Dmitry Tymchuk
OPÓR INFORMACYJNY
(tłumaczenie: And)
Według danych operacyjnych grupy „Opór Informacyjny”.
22.12.14
W ciągu minionego weekendu odnotowano wycofanie sił rosyjsko-terrorystycznych z linii bezpośredniego kontaktu z wojskami ukraińskimi. Proces ten nie odbywa się po całej ciągłości linii konfrontacji – między innymi przeciwnik pozostawia swe jednostki na wysuniętych pozycjach w pasie Pierwomajsk – Lisiczansk, oraz w okolicach miast Donieck, Telmanowo, Nowoazowsk, w okolicach trasy na Bachmut. W pierwszej kolejności z linii kontaktu bezpośredniego są wycofywane oddziały armii rosyjskiej oraz rosyjskich najemników, a na pozycjach są pozostawiane głównie oddziały i grupy miejscowych bojówkarzy.
Równolegle widać wzrost wysiłków dowództwa rosyjsko-terrorystycznych sił, skierowany na wzmocnienie centralizacji dowodzenia oraz wprowadzania dyscypliny w ugrupowaniach. Odmowa wykonania rozkazów spotyka się z pogróżkami rozprawy fizycznej włącznie z zagrożeniem „ukarania na gardło”.

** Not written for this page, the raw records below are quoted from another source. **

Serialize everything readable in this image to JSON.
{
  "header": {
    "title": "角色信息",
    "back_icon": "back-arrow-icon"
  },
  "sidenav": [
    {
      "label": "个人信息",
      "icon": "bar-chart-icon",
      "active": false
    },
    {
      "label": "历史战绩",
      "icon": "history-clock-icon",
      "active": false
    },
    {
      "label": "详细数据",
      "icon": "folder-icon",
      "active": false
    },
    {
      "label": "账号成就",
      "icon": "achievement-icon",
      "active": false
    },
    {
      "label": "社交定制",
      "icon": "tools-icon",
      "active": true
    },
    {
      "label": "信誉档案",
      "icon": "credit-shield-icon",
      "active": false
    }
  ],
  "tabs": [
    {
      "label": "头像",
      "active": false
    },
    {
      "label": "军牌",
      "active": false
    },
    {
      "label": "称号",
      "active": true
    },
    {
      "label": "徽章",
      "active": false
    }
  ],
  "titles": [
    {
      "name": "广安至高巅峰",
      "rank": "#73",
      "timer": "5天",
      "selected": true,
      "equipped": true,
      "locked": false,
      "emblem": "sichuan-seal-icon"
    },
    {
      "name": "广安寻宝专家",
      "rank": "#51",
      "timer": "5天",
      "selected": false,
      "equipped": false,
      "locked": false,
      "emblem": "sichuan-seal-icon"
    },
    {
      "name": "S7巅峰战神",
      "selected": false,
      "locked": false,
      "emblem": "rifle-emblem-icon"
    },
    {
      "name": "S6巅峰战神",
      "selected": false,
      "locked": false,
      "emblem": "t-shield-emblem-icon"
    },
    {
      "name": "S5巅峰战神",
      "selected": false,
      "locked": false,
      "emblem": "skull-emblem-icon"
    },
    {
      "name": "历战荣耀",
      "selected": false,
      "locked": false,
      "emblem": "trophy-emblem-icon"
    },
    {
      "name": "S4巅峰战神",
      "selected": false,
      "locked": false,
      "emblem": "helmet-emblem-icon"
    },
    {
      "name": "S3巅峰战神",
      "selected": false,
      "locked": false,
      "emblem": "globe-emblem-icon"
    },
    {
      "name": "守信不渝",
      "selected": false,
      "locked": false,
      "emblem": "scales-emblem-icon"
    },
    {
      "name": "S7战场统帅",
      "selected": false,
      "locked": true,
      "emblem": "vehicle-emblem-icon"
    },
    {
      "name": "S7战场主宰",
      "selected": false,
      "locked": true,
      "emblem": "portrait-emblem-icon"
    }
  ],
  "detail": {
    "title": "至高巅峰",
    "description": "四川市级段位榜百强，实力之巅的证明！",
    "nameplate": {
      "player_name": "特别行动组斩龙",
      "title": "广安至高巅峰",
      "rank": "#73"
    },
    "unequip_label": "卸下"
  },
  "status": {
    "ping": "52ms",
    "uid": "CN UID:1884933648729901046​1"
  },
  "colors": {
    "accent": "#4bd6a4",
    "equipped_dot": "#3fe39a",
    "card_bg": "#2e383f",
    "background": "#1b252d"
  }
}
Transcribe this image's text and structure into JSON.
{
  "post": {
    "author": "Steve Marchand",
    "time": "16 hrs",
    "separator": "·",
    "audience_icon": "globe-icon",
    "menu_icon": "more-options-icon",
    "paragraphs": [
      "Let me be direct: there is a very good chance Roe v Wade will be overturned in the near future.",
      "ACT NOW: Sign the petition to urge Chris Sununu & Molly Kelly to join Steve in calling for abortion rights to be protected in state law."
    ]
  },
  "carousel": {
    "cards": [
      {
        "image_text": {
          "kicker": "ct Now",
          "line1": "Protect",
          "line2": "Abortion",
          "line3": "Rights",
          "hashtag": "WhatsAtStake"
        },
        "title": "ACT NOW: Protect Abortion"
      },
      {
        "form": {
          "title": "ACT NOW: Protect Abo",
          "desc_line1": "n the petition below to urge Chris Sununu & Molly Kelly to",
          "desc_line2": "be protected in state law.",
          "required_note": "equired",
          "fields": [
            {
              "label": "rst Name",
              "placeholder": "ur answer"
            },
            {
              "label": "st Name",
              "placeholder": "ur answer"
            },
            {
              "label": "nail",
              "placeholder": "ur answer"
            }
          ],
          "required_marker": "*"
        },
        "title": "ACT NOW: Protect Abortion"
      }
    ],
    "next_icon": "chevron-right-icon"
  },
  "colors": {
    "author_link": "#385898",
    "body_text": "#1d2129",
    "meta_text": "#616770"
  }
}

Wzdłuż trasy w kierunku miejscowości Bachmut trwa koncentrowanie sił przeciwnika. Oprócz działającej tu wcześniej kompanii spadochroniarzy z grupy taktycznej wspieranej przez grupę artylerii (w międzyczasie skróciły one dystans dzielący ich od sił ukraińskich), na druga linię zaczęły przybywać dodatkowe oddziały. Odnotowano dotarcie jeszcze jednej grupy taktycznej na bazie kompanii oraz kilku grup z szeregów formacji A. Mozgowego. Ogólna liczba sił przeciwnika na odcinku punktów kontrolnych sił rządowych (N 29 oraz N 31) osiągnęła 600 osób, zauważono również oddział czołgów (około 7 czołgów), grupę artylerii (składający się z 2 baterii dywizjon artylerii o składzie połączonym – oprócz artylerii lufowej do jego składu wchodzi przynajmniej 4 systemy wieloprowadnicowej artylerii rakietowej), oraz rzędu 25 opancerzonych wozów bojowych (BBM). Na uzbrojeniu bojówkarzy jest duża ilość moździerzy, systemów zwalczania czołgów, granatników, miotacze ognia „Szmiel”. Przeciwnik w tym rejonie prowadzi ostrzał naszych pozycji z broni strzeleckiej, wykorzystując również moździerze.
W okolicach miejscowości Granitne siły rosyjskie wycofały się na drugą linie, a na pierwszej pozostawiono dwie „grupy manewrowe” miejscowych bojówkarzy ( na uzbrojeniu – CKM-y NSW-12,7 „Utios” oraz 120 mm moździerze). Przed tymi grupami wyznaczono zadanie prowadzenie zaczepnego ognia w stronę pozycji ukraińskich.
W Amwrosijewce ulokowano rosyjska wojskową komendanturę, dysponującą „grupą szybkiego reagowania” (około 40 żołnierzy rosyjskich Sił Zbrojnych) oraz oddział dla ewakuowania sprzęt i napraw operacyjnych. Tworząc tę komendanturę dowództwo rosyjskie zabezpiecza „zapasowe trasy transportowe” dla przewożenia konwojów logistycznych z FR poprzez Amwrosijiwke i Telmanowo na południe (w kierunku Nowoazowska).
Zauważono nowy sposób prowadzenia przegrupowania po stronie przeciwnika, mający na celu ukrywanie wysunięcia oddziałów na pierwsza linie. Teraz skład osobowy i sprzęt są wywożeni oddzielnie. Najpierw na pozycje jest przemieszczany skład osobowy (głównie cywilnym transportem), później „skokami” w postaci niedużych grup dociera sprzęt i ciężkie uzbrojenie (jako ostatnie – czołgi i artyleria).